We use a binomial model to estimate the fair value of stock options granted on or after February 1, 2004. The
binomial model takes into account variables such as volatility, dividend yield rate, risk-free rate, contractual
term of the option, the probability that the option will be exercised prior to the end of its contractual life, and the
probability of retirement of the option holder in computing the value of the option. Expected volatility is based
in part on historical and current implied volatilities from traded options on our common shares. The risk-free
rate is based on U.S. Treasury security yields at the time of the grant. The dividend yield on our common shares
is assumed to be zero since we have not paid dividends and have no immediate plans to do so. The expected
life is determined from the binomial model. The model incorporates exercise and post-vesting forfeiture
assumptions based on analysis of historical data.
Compensation expense for performance-based nonvested restricted stock awards is recorded based on the
estimated achievement date of the performance criteria. An estimated target achievement date is determined
at the time of the award based on historical and forecasted performance of similar measures. We monitor the
projected achievement of the performance targets at each reporting period and make prospective adjustments to
the estimated vesting period when our internal models indicate that the estimated achievement date differs from
the date being used to amortize expense.
Income Taxes
We account for income taxes under the asset and liability method, which requires the recognition of deferred tax
assets and liabilities for the expected future tax consequences of events that have been included in the financial
statements. Under this method, deferred tax assets and liabilities are determined based on the differences
between the financial statement basis and tax basis of assets and liabilities using enacted tax rates in effect for
the year in which the differences are expected to reverse. The effect of a change in tax rates on deferred tax
assets and liabilities is recognized in income in the period that includes the enactment date.
We assess the adequacy and need for a valuation allowance for deferred tax assets. In making such
determination, we consider all available positive and negative evidence, including scheduled reversals of
deferred tax liabilities, projected future taxable income, tax planning strategies and recent financial operations.
We establish a valuation allowance to reduce our deferred tax assets to the balance that is more likely than not to
be realized.
We recognize interest and penalties related to unrecognized tax benefits within the income tax expense line in
the accompanying consolidated statement of operations.

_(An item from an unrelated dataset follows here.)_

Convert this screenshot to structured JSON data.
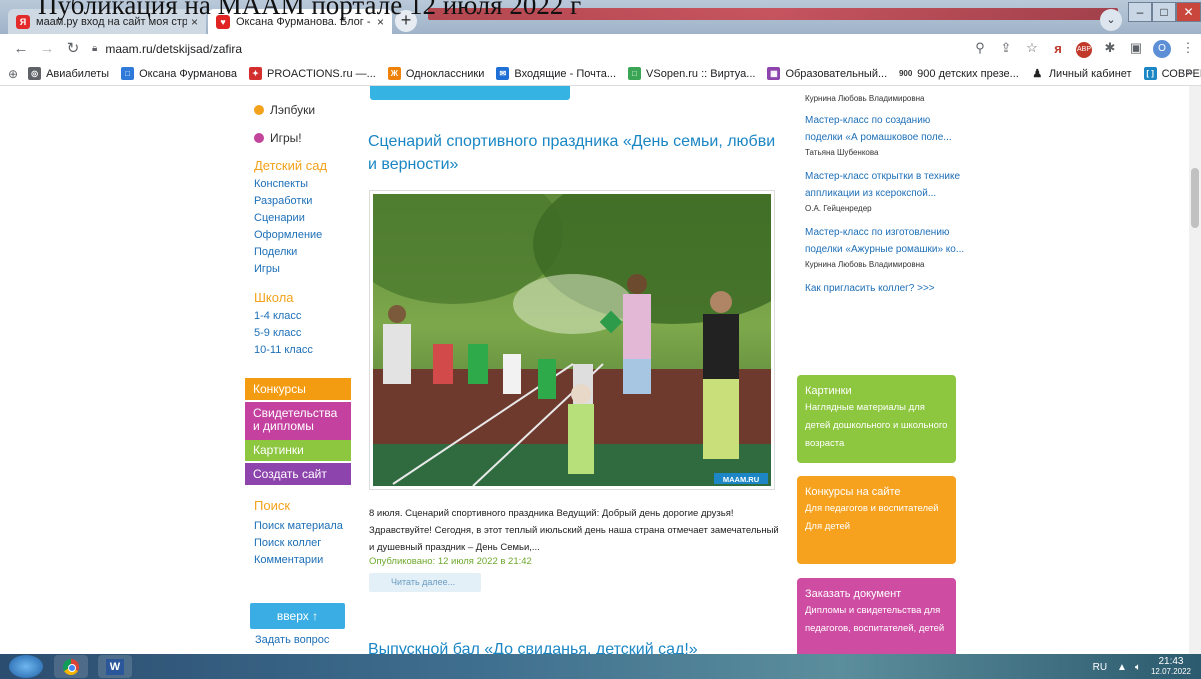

Accrued interest and penalties are included within the
related tax liability line in the accompanying consolidated balance sheet.

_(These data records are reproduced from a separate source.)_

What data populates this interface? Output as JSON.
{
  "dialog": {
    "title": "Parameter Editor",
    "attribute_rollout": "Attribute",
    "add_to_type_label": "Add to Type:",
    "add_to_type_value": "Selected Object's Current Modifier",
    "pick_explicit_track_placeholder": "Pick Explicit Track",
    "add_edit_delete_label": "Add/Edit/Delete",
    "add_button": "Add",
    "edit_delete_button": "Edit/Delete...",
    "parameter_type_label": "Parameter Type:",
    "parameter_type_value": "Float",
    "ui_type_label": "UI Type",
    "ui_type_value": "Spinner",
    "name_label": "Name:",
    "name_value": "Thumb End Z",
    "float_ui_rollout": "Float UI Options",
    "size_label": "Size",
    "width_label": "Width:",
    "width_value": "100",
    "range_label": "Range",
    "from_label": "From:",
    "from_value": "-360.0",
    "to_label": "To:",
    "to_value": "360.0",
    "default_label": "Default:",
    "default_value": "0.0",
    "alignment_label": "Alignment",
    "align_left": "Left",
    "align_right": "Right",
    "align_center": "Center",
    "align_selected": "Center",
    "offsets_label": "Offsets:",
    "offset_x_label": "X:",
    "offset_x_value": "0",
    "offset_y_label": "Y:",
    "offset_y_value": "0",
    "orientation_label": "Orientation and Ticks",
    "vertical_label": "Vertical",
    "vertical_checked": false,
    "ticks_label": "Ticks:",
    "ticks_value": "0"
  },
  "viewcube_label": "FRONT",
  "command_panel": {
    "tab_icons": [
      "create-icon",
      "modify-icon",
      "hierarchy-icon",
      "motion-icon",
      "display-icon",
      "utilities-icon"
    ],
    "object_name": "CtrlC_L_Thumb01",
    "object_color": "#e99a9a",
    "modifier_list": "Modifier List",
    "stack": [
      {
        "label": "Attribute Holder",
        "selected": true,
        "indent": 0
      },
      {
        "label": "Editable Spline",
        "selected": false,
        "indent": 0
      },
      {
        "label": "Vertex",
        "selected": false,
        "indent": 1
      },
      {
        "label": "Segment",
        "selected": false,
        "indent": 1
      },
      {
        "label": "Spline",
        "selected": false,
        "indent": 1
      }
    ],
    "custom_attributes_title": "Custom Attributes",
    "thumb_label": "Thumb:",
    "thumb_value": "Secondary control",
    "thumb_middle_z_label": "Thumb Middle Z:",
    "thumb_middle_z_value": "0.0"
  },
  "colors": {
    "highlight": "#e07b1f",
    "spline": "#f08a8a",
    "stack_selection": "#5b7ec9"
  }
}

The effective income tax rate in any period may be materially impacted by the overall level of income (loss)
before income taxes, the jurisdictional mix and magnitude of income (loss), changes in the income tax laws
(which may be retroactive to the beginning of the fiscal year), subsequent recognition, de-recognition and/or
measurement of an uncertain tax benefit in accordance with FIN No. 48, Accounting for Uncertainty in Income
Taxes, changes in a deferred tax valuation allowance, and adjustments of a deferred tax asset or liability for
enacted changes in tax laws or rates.